Il licenziamento per giusta causa è la forma più grave di licenziamento disciplinare, mediante il quale il lavoratore viene allontanato “in tronco”, senza neanche diritto al preavviso. Ma in quali casi ricorre la giusta causa?
L’articolo 2119 del codice civile definisce giusta causa di recesso dal rapporto quella che non consente la prosecuzione neanche provvisoria dello stesso. Si tratta, evidentemente, di una definizione molto generica, che nel corso del tempo è stata riempita di contenuto dalla giurisprudenza. Ad esempio, è ormai assodato che rientra nella nozione legale di giusta causa un inadempimento molto grave del lavoratore ai suoi obblighi, come l’assenza ingiustificata dal lavoro per diversi giorni, oppure la grave insubordinazione o la commissione di un reato nei confronti del datore di lavoro. Ma vengono frequentemente ricondotti alla giusta causa anche fatti estranei al rapporto, se suscettibili di ledere in modo irreparabile il vincolo fiduciario tra azienda e lavoratore (si pensi al dipendente di banca con mansioni di cassiere, che potrebbe essere licenziato a seguito di una condanna per furto, pur se commesso fuori dall’orario di lavoro e nei confronti di soggetto diverso dal datore di lavoro).

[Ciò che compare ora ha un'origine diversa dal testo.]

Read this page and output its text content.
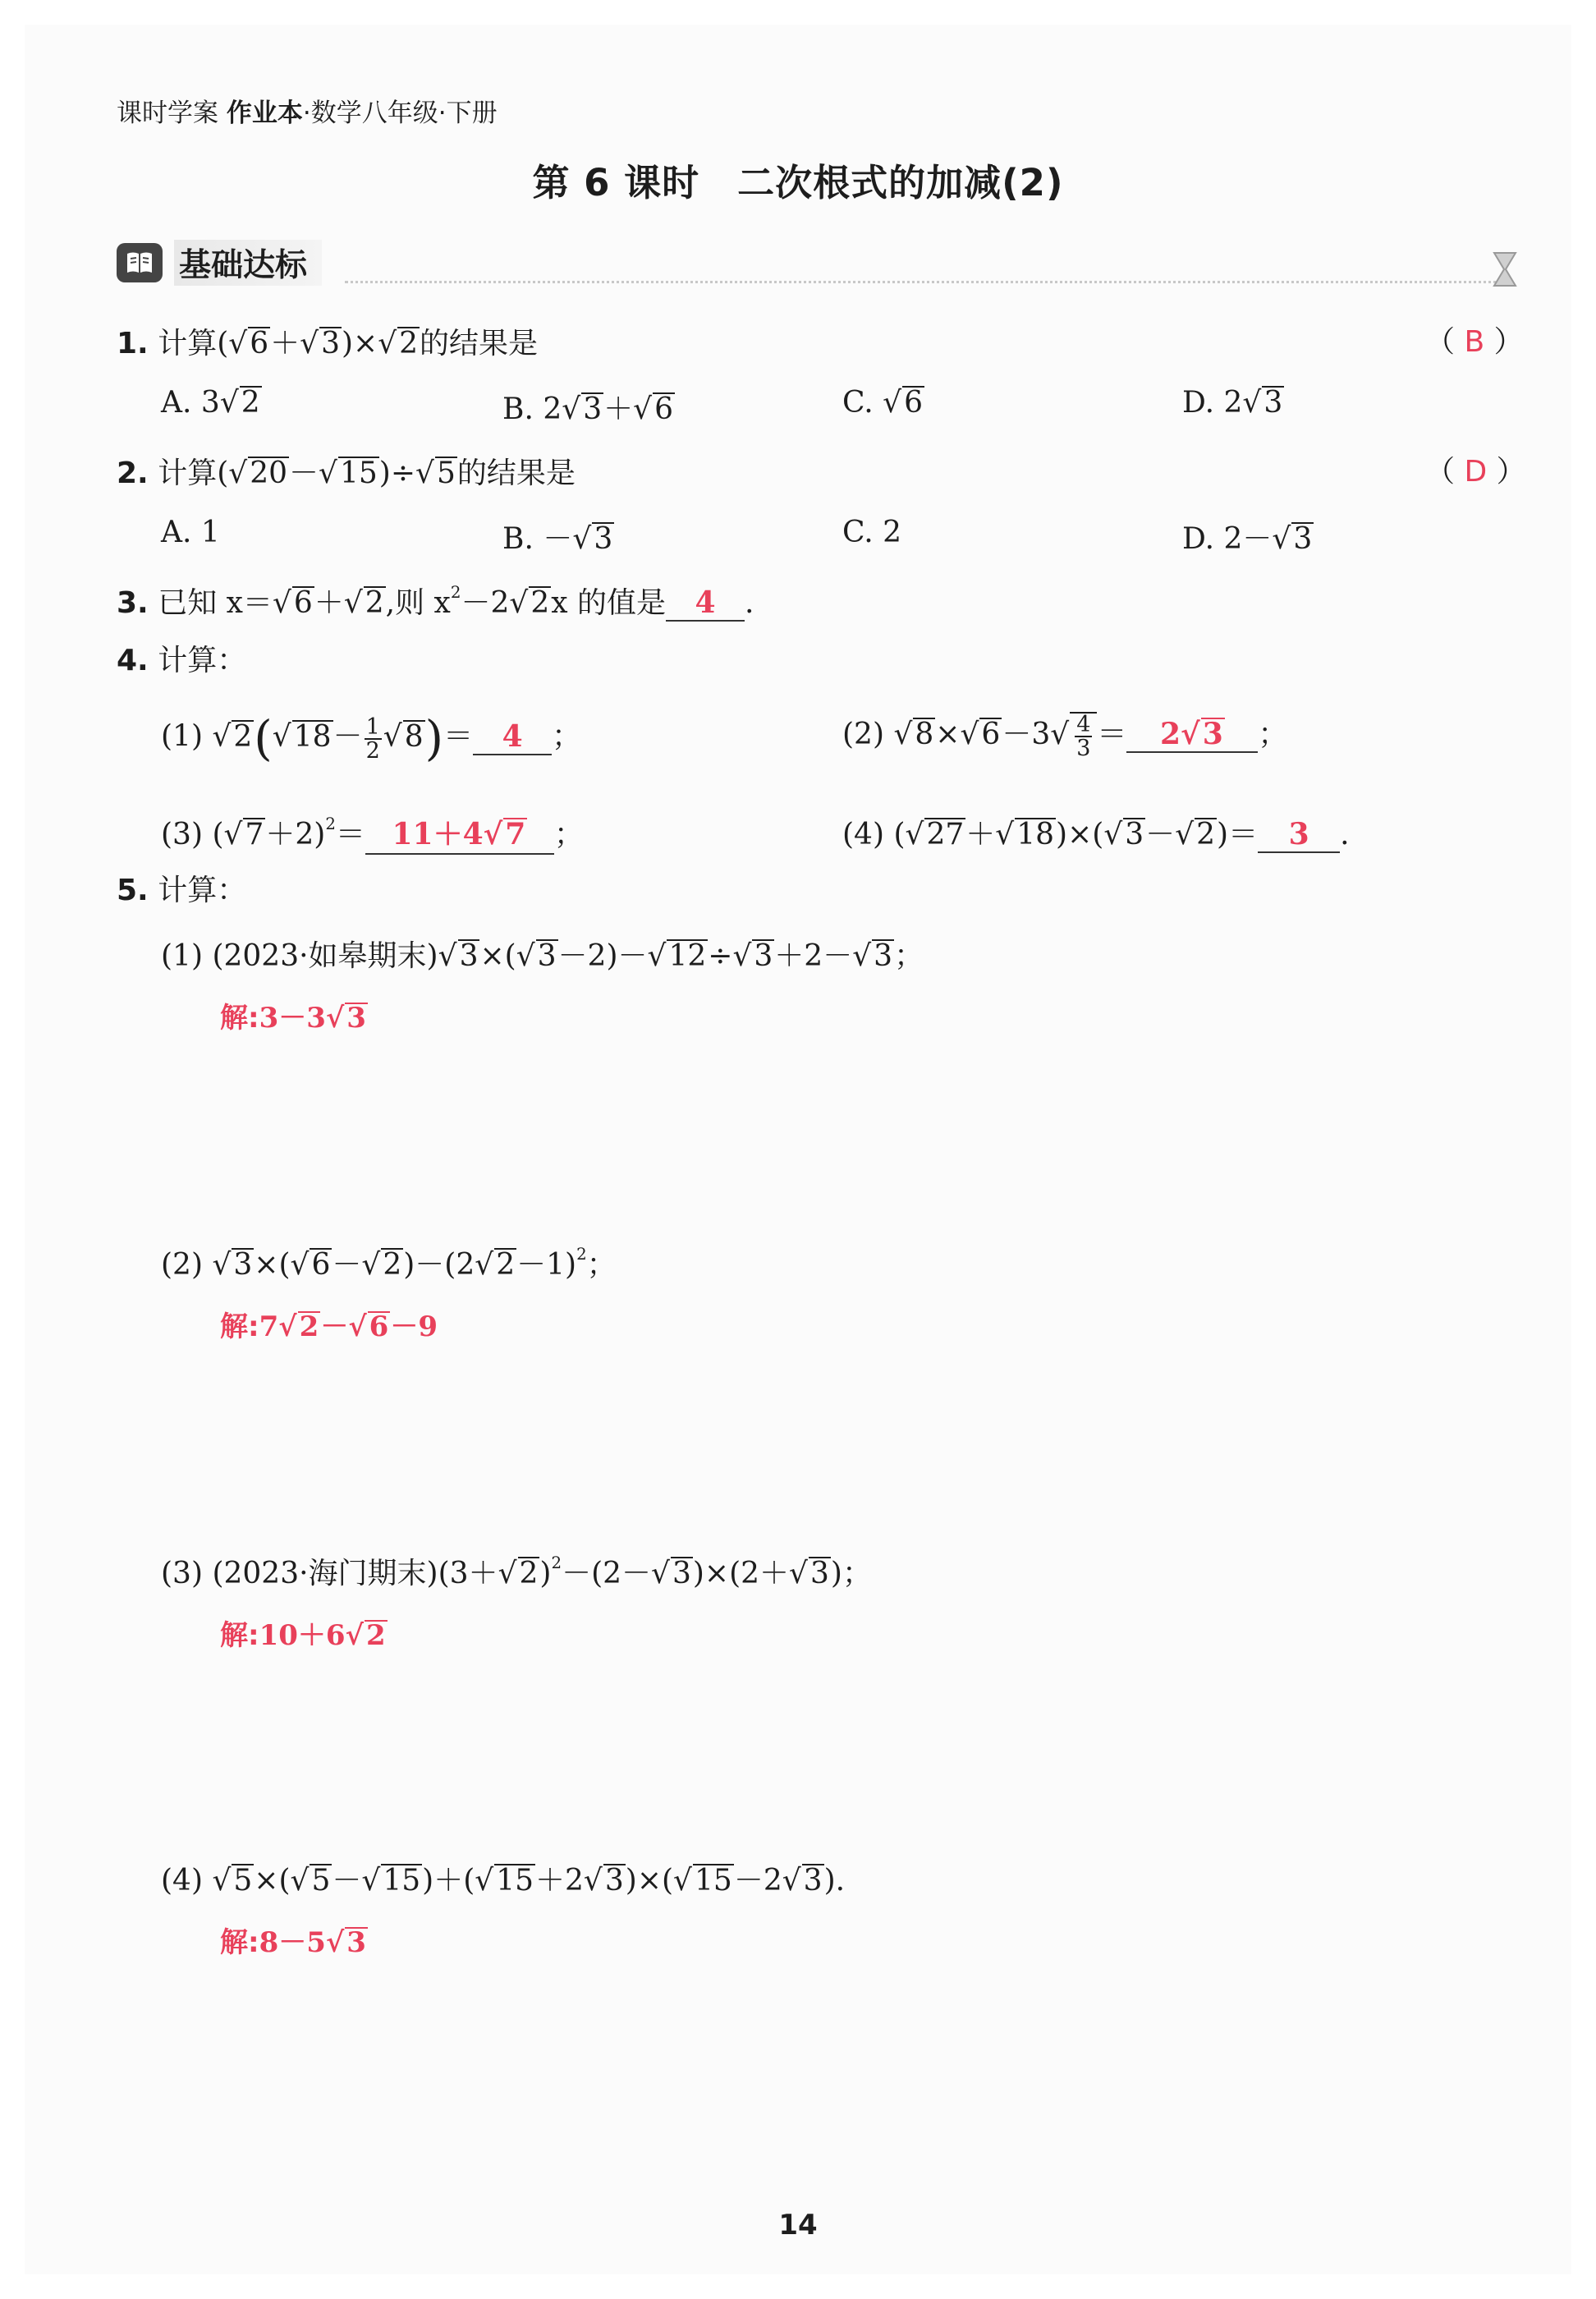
课时学案 作业本·数学八年级·下册
第 6 课时　二次根式的加减(2)
基础达标
1. 计算(√6＋√3)×√2的结果是	（ B ）
A. 3√2	B. 2√3＋√6	C. √6	D. 2√3
2. 计算(√20－√15)÷√5的结果是	（ D ）
A. 1	B. －√3	C. 2	D. 2－√3
3. 已知 x＝√6＋√2,则 $x^2-2√2x$ 的值是 4 .
4. 计算：
(1) $√2(√18- \frac{1}{2} √8)= 4$ ；	(2) $√8\times√6-3√ \frac{4}{3} = 2√3$ ；
(3) $(√7+2)^2= 11+4√7$ ；	(4) (√27＋√18)×(√3－√2)＝ 3 .
5. 计算：
(1) (2023·如皋期末)√3×(√3－2)－√12÷√3＋2－√3；
解:3－3√3
(2) $√3\times(√6-√2)-(2√2-1)^2$；
解:7√2－√6－9
(3) (2023·海门期末)$(3+√2)^2-(2-√3)\times(2+√3)$；
解:10＋6√2
(4) √5×(√5－√15)＋(√15＋2√3)×(√15－2√3).
解:8－5√3
14
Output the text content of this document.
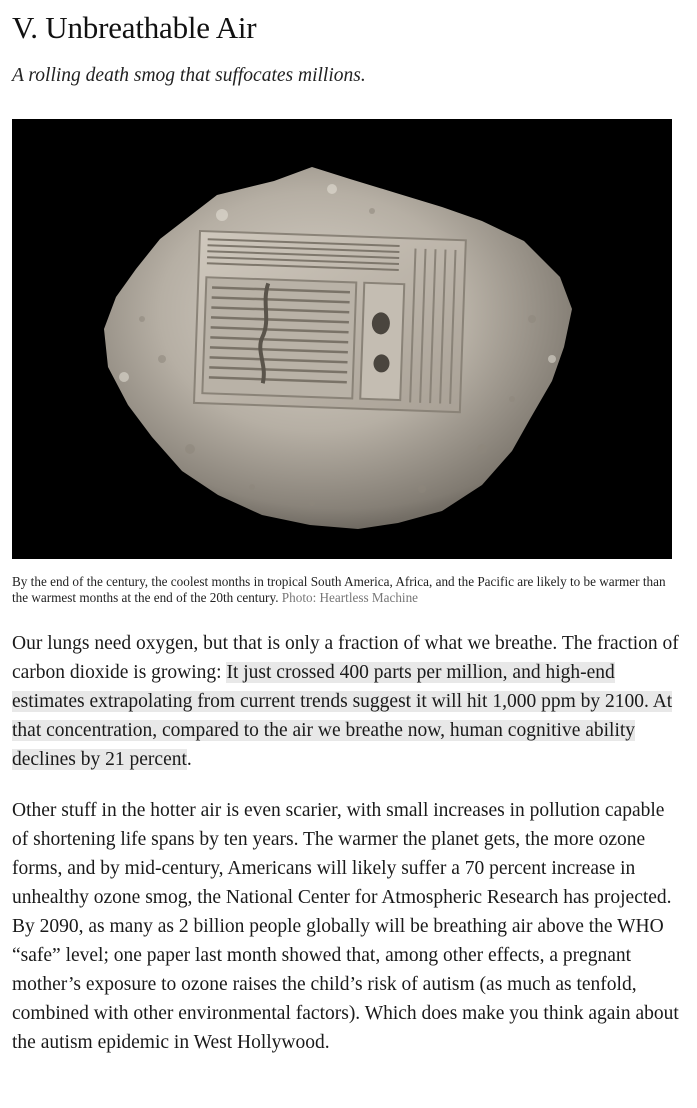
V. Unbreathable Air

A rolling death smog that suffocates millions.

By the end of the century, the coolest months in tropical South America, Africa, and the Pacific are likely to be warmer than the warmest months at the end of the 20th century. Photo: Heartless Machine

Our lungs need oxygen, but that is only a fraction of what we breathe. The fraction of carbon dioxide is growing: It just crossed 400 parts per million, and high-end estimates extrapolating from current trends suggest it will hit 1,000 ppm by 2100. At that concentration, compared to the air we breathe now, human cognitive ability declines by 21 percent.

Other stuff in the hotter air is even scarier, with small increases in pollution capable of shortening life spans by ten years. The warmer the planet gets, the more ozone forms, and by mid-century, Americans will likely suffer a 70 percent increase in unhealthy ozone smog, the National Center for Atmospheric Research has projected. By 2090, as many as 2 billion people globally will be breathing air above the WHO “safe” level; one paper last month showed that, among other effects, a pregnant mother’s exposure to ozone raises the child’s risk of autism (as much as tenfold, combined with other environmental factors). Which does make you think again about the autism epidemic in West Hollywood.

Perfino in questi casi, peraltro, sarebbe sbagliato arrestarsi ad una valutazione puramente astratta della fattispecie: per costante insegnamento della Corte di Cassazione, il giudizio circa la sussistenza di una giusta causa di recesso dal rapporto deve essere compiuto in concreto, tenendo conto delle peculiarità che caratterizzano il rapporto e, in secondo luogo, di quanto stabilito dal contratto collettivo.
Sotto il primo profilo, infatti, come evidenziato dalla Corte di Cassazione anche nella recente sentenza n. 22375 del 26.9.2017, nel giudicare la gravità di una certa condotta inadempiente del lavoratore, deve tenersi conto della natura ed utilità del singolo rapporto, della posizione delle parti, del grado di affidamento richiesto dalle specifiche mansioni del dipendente (si pensi, ancora una volta, al cassiere di banca), del danno effettivamente causato dall’inadempimento, dei motivi della condotta e della gravità e intensità dell’elemento soggettivo (cioè del dolo o della colpa). Ne discende che uno stesso fatto potrebbe costituire giusta causa di licenziamento se compiuto da un dirigente (dal quale è lecito pretendere il massimo grado di diligenza e perizia) ed essere invece oggetto di una sanzione conservativa se compiuto da un apprendista.
Sotto altro profilo, anch’esso messo in evidenza dalla sentenza della Corte di Cassazione già citata, è consentito alle parti sociali, nella contrattazione collettiva, definire il concetto di giusta causa, anche tipizzando gli illeciti disciplinari. Ciò significa che, qualora, come spesso accade, il contratto collettivo applicato al rapporto preveda l’emissione di sanzioni conservative (o, al più, del licenziamento disciplinare per giustificato motivo soggettivo) per un dato comportamento, sarà illegittima la condotta del datore di lavoro che licenzi per giusta causa il lavoratore reo di aver tenuto quella stessa condotta. In questo senso, ad esempio, sarebbe illegittimo il licenziamento per giusta causa irrogato per un’assenza ingiustificata di tre giorni se il CCNL commina tale sanzione solo dal quarto giorno di assenza.
Anche il giudice è vincolato a quanto stabilito dal contratto collettivo, di modo che, nel valutare se la sanzione adottata dal datore di lavoro sia proporzionata rispetto all’illecito commesso dal lavoratore, dovrà anch’egli attenersi a quanto concordato dalle parti sociali.